🔗 Source: arXiv

LEARNING TO REASON WITHOUT EXTERNAL REWARDS

Mechanism: Replaces verifiable reward signals in Group Relative Policy Optimization (GRPO) with a model’s self-certainty (average KL divergence between its output distribution and a uniform distribution), enabling fully unsupervised policy updates.
Nuance: Unlike RLVR which depends on domain-specific gold solutions or execution test cases, INTUITOR optimizes generation trajectories via intrinsic confidence, completely eliminating the need for external supervision, verifiers, or handcrafted reward functions.

Matches GRPO’s performance on in-domain mathematical benchmarks (GSM8K, MATH500) without requiring any gold answers or labeled data.
Achieves superior out-of-domain generalization, yielding a 65% relative improvement on LiveCodeBench and 76% on CRUXEval-O compared to GRPO’s negligible gains.
Enables base models (e.g., Qwen2.5-1.5B) that previously produced repetitive content or scored 0% to develop coherent reasoning chains and well-structured code through intrinsic feedback alone.

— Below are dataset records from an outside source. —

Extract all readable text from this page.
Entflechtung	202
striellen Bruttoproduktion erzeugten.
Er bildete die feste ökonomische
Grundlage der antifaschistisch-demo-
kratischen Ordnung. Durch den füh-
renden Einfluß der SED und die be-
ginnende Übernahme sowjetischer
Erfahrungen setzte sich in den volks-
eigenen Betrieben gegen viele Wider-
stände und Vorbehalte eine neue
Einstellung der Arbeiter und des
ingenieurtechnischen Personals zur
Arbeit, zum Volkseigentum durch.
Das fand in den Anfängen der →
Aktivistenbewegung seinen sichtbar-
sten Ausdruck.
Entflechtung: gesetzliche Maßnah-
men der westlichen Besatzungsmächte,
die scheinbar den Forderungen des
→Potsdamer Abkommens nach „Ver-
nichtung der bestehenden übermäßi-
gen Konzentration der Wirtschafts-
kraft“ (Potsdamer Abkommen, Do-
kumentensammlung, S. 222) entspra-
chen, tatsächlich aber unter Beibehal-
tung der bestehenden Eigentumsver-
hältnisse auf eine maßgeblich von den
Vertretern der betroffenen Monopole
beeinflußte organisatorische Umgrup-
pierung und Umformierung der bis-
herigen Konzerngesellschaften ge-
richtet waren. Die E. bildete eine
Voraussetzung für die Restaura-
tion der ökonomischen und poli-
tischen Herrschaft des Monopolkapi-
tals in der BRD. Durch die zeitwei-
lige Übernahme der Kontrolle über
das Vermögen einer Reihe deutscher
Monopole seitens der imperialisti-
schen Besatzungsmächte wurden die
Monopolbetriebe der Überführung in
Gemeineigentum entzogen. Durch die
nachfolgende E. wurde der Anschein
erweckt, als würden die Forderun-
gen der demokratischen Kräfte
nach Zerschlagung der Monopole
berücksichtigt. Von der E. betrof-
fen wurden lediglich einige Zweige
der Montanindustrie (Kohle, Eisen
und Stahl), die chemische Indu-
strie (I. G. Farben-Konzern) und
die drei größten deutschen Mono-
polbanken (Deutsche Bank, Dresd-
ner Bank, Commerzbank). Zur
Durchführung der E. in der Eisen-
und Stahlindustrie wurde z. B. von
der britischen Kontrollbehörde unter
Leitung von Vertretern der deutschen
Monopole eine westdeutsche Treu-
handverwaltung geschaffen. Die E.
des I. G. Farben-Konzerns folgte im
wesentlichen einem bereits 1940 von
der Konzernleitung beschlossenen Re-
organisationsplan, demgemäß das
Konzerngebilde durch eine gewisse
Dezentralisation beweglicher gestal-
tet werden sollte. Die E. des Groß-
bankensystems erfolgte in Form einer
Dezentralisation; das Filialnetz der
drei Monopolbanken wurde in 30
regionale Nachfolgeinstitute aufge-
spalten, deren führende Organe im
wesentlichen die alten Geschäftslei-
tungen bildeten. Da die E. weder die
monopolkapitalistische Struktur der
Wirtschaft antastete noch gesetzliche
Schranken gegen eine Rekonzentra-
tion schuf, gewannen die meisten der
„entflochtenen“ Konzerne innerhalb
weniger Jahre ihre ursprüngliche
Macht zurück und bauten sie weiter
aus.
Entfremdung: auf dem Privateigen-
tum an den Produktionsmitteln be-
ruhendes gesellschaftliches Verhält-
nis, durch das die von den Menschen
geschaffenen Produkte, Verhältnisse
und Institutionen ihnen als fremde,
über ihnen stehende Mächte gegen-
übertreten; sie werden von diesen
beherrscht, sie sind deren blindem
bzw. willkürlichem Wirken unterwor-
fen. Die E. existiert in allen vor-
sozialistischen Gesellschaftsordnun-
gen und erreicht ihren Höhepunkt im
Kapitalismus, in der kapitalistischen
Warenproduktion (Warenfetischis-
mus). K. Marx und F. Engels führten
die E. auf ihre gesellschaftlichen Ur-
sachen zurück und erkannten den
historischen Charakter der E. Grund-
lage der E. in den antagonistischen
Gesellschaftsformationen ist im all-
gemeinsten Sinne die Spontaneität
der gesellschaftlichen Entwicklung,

Relies on the assumption that self-certainty reliably correlates with response quality, which may degrade in highly complex, novel, or ambiguous domains where confidence becomes miscalibrated.
Lacks explicit outcome verification, creating a risk of confidently generating plausible but incorrect outputs (hallucinations) without external grounding.
Empirical validation is primarily confined to mathematical reasoning and code generation; broader applicability to open-ended creative, conversational, or multi-step planning tasks remains unverified.